Theoretically, minutes after he had been judged a renegade, it should have been possible to activate the transponder in his shoe by means of a coded microwave signal broadcast via satellite to the entire continental United States. Then they should have been able to use a series of geosynchronous tracking satellites to pinpoint his location, hunt him down, and bring him home within a few hours.
But there had been problems. There were always problems. The kiss of the iceberg.
Not until Monday afternoon had they located the transponder signal in Oklahoma, east of the Texas border. Oslett and Clocker, on standby in Topeka, had flown to Oklahoma City and taken a rental car west on Interstate 40, equipped with the electronic map, which had led them to the dead senior citizens and the pair of Rockport shoes with one heel shaved to expose the electronics.

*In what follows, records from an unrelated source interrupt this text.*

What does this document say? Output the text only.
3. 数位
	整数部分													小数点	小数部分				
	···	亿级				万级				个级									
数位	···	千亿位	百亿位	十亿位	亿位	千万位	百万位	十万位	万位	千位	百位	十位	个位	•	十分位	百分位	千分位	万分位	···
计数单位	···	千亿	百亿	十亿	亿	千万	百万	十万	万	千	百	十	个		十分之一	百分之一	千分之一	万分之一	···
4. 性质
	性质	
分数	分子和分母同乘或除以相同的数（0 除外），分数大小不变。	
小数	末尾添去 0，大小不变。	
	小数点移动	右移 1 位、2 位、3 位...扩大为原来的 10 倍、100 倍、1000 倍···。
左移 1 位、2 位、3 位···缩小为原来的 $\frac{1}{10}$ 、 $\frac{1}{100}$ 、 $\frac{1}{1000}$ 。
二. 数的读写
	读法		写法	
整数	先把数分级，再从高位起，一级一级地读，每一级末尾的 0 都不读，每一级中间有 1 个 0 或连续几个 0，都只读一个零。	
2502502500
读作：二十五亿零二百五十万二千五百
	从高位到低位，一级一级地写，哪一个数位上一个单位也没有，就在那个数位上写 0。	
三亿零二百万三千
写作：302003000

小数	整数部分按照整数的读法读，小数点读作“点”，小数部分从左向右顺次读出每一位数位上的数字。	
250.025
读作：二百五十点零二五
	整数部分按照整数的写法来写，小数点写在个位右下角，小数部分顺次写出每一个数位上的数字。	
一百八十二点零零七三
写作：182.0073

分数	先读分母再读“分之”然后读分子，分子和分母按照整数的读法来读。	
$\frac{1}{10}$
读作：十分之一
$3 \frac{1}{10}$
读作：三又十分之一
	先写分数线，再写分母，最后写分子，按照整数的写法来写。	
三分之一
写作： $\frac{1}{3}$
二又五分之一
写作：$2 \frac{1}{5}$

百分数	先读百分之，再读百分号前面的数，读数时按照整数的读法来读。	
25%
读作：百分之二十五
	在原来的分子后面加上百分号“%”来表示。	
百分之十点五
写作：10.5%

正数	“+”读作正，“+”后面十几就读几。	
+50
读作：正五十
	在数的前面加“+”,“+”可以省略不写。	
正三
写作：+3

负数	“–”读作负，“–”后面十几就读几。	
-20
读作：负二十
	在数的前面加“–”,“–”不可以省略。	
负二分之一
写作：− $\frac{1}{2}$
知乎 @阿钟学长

Now they were at the Oklahoma City airport again, rolling back and forth like two pinballs inside the slowest game machine in the known universe. By the time they drove into the rental agency lot to leave the car, Oslett was ready to scream. The only reason he
didn’t
scream was because there was no one to hear him except Karl Clocker. Might as well scream at the moon.
In the terminal he found a newsstand and purchased the latest issue of
People
magazine.
Clocker bought a pack of Juicy Fruit chewing gum, a lapel button that said I’VE BEEN TO OKLAHOMA—NOW I CAN DIE, and the paperback edition of the gazillionth
Star Trek
novelization.
Outside in the promenade, where pedestrian traffic was neither as heavy nor as interestingly bizarre as it was at either JFK or La Guardia in New York, Oslett sat on a bench framed by sickly greenery in large planters. He riffled through the magazine to pages sixty-six and sixty-seven.